In essence, laparoscopic instruments are used to effect intracorporeal manipulations from external hand-arm movements (motor input) and to provide limited force feedback to the surgeon's hands (sensory output). The movement of instruments through the access ports has four degrees of freedom. A degree of freedom is defined as the potential for movement in a single independent direction or a rotation around one axis. Movement along x and y directions is pivoted at the point of insertion of the access port through the abdominal wall (invariant point). This point determines the intracorporeal-extracorporeal instrument length ratio and, consequently, the range of instrument movement within the operative field.

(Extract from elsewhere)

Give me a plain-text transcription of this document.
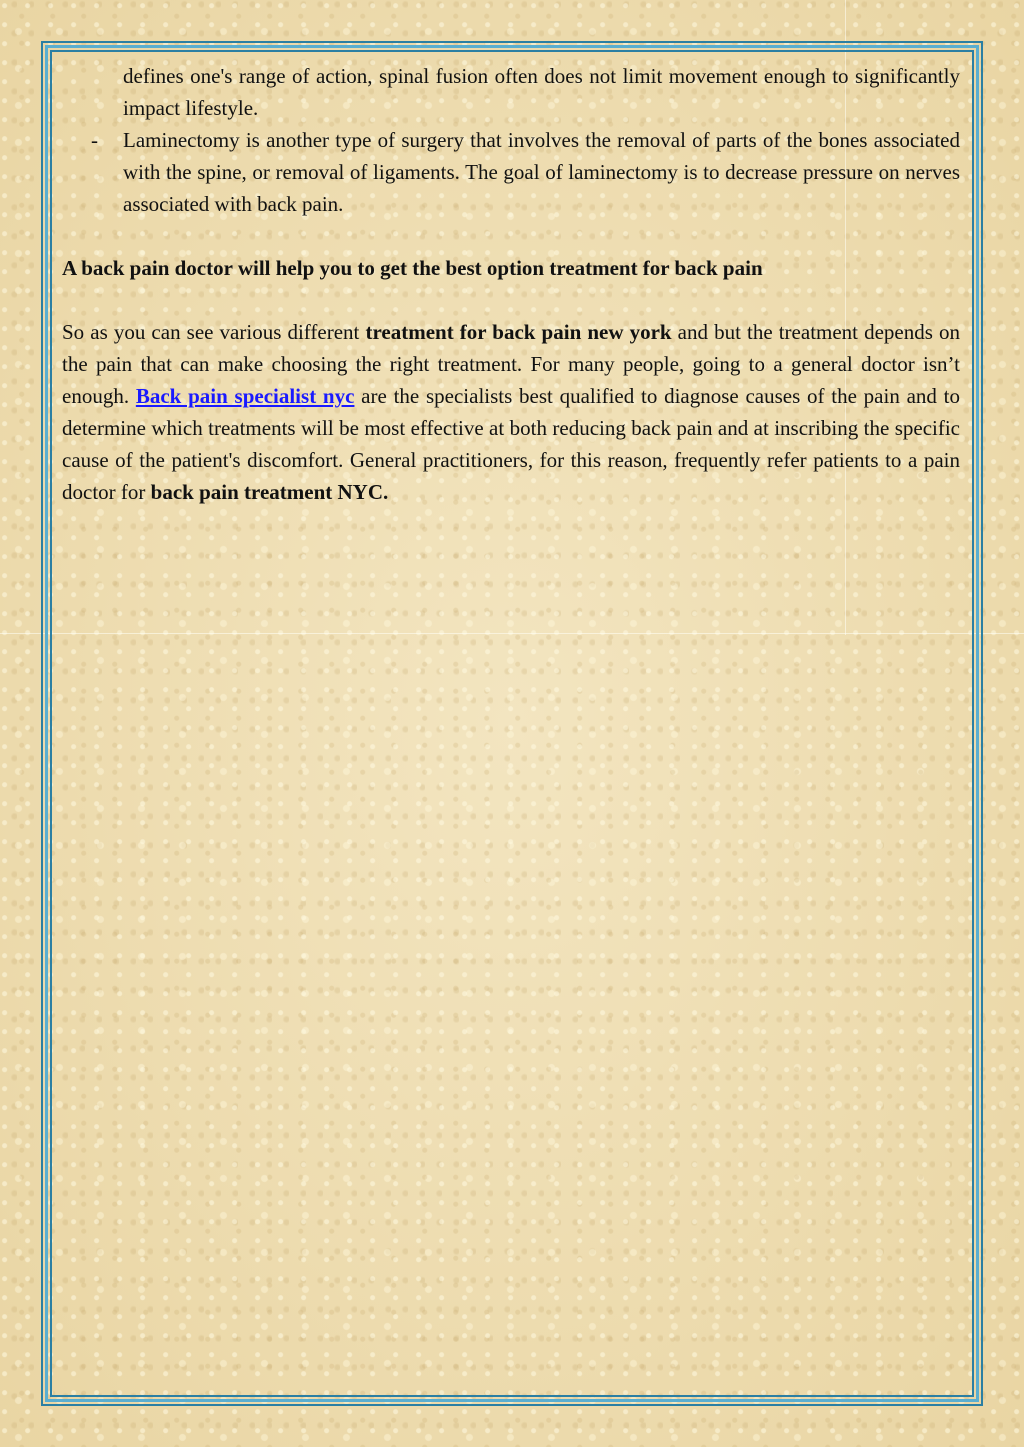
defines one's range of action, spinal fusion often does not limit movement enough to significantly impact lifestyle.
- Laminectomy is another type of surgery that involves the removal of parts of the bones associated with the spine, or removal of ligaments. The goal of laminectomy is to decrease pressure on nerves associated with back pain.

A back pain doctor will help you to get the best option treatment for back pain

So as you can see various different treatment for back pain new york and but the treatment depends on the pain that can make choosing the right treatment. For many people, going to a general doctor isn’t enough. Back pain specialist nyc are the specialists best qualified to diagnose causes of the pain and to determine which treatments will be most effective at both reducing back pain and at inscribing the specific cause of the patient's discomfort. General practitioners, for this reason, frequently refer patients to a pain doctor for back pain treatment NYC.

This study has shown that task performance is degraded when the intracorporeal-extracorporeal instrument ratio is below 1.0. Furthermore, this degraded performance is associated with a more rapid and wider range of movement both at the elbow (flexion and extension) and especially at the shoulder joints (adduction and abduction). The reason for this is that a small intracorporeal-extracorporeal instrument ratio (below 1.0) decreases the maneuverability of the instruments inside the operative field so that the surgeon has to compensate for this limited intracorporeal range of movement by increasing the external upper-limb movements. (We studied the dominant upper limb only because of the technical difficulty of tracking the markers on both arms.) In addition to adversely influencing task efficiency and quality, the increased movements at the elbow and shoulder joints are likely to induce muscle fatigue and lead to joint problems in the long run, although this aspect was not investigated in our study.
The results of the present investigation have more direct clinical implications for endoscopic operations. An intracorporeal-extracorporeal instrument ratio greater than 1.0 cannot be obtained with the current standard-length endoscopic instruments (360 mm) in all patients. Thus, ideally, endoscopic surgical instruments should be available in 3 different lengths, and with extrapolation from our data, these should be standard (360 mm) for most adult patients, short (300 mm) for smaller adults, and mini (200-240 mm) for pediatric patients. Problems caused by a small intracorporeal-extracorporeal instrument ratio are especially relevant to pediatric surgery, where the operative field and intracorporeal work space are reduced compared with adult surgery.
This work was supported by a grant from the Egyptian Government (Dr Emam).